Allowing multiple disparate return types in impl Trait using unions

This is a simple idea that I’m sure a lot of ya’ll have had that I wanted to present here just to have it out in the open.

Return impl Trait can be optimized to improve spatial locality (i.e. remove the cache miss associated with dynamic dispatch) while being able to return multiple disparate types. This works by always returning an object of the largest size of the disparate return types. If the disparate types are similarly sized, then this is zero overhead. Otherwise memory can be wasted.
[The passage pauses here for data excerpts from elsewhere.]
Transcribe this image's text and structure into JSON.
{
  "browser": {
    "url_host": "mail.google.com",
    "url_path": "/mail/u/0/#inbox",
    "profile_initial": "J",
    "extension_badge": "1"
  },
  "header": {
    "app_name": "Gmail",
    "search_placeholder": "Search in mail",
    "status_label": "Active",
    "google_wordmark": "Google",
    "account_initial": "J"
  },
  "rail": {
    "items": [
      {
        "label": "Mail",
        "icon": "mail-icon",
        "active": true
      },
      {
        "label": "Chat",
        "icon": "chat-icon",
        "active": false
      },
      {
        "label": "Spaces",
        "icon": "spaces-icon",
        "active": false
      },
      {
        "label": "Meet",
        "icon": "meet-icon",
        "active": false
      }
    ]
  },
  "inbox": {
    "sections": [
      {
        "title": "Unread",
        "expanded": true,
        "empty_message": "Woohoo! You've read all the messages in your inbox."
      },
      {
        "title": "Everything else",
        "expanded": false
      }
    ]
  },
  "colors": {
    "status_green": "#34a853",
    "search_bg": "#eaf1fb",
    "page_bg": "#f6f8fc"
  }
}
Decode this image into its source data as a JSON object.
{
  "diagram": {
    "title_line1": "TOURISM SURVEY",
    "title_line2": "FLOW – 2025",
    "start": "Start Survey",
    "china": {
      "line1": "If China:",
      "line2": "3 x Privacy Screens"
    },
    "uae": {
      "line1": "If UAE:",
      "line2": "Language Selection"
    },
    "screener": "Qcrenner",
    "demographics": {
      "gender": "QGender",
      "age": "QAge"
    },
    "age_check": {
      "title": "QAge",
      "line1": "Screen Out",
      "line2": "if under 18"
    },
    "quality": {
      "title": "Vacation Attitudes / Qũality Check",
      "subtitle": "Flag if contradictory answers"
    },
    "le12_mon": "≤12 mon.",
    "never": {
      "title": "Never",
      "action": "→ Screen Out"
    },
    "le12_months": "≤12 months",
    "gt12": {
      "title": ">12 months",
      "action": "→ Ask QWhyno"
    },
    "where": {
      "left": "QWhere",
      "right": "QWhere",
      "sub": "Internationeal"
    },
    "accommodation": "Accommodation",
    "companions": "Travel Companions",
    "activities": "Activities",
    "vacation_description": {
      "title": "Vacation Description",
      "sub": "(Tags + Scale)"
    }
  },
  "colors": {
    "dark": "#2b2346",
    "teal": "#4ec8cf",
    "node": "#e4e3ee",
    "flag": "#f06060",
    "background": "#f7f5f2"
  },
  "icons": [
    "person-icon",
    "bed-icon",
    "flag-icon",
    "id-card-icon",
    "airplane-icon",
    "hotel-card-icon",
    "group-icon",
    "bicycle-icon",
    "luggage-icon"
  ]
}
I will motivate this with an example. Say we have a trait with methods that only take a reference to self as a receiver (that is to say, none of them take ownership of self. Otherwise they may take any number of arguments):

trait Simple {
    fn method1(&self) -> u32;
    fn method2(&self, arg1: u32) -> u32;
    fn method3(&self, arg1: u32, arg2: u32) -> u32;
}

Assume that we have three types, T1, T2, and T3 that all implement Simple. Consider the following function that we would like to return T1, T2, or T3 from while removing dynamic dispatch cache miss:

fn retSimple(v: u32) -> impl Simple {
    match v {
        1 => T1{ ... },
        2 => T2{ ... },
        3 => T3{ ... },
    }
}

If is possible to implement this with no overhead thanks to unions. To do this, we make an anonymous return type for retSimple as follows:

union DataUnion {
    t1: T1,
    t2: T2,
    t3: T3,
}

struct retSimpleRetType {
    data: DataUnion,
    simpleMethod1: fn (&DataUnion) -> u32,
    simpleMethod2: fn (&DataUnion) -> u32,
    simpleMethod3: fn (&DataUnion) -> u32,
}

retSimple would then be implemented as follows:

fn retSimple(v: u32) -> retSimpleRetType {
    match v {
        1 => retSimpleRetType {
            data: DataUnion {
                t1: T1{ ... },
            },
            simpleMethod1: <T1 as Simple>::method1, // (with necessary transmutes/casts)
            // etc ...
        },
        2 => retSimpleRetType{ ... },
        3 => retSimpleRetType{ ... },
    }
}

If (and this is a big if) the number of methods in Simple is few, and the sizes of the different return types are relatively equal, this method removes the cache miss required by dynamic dispatch for multiple disparate return types in impl Trait with little overhead.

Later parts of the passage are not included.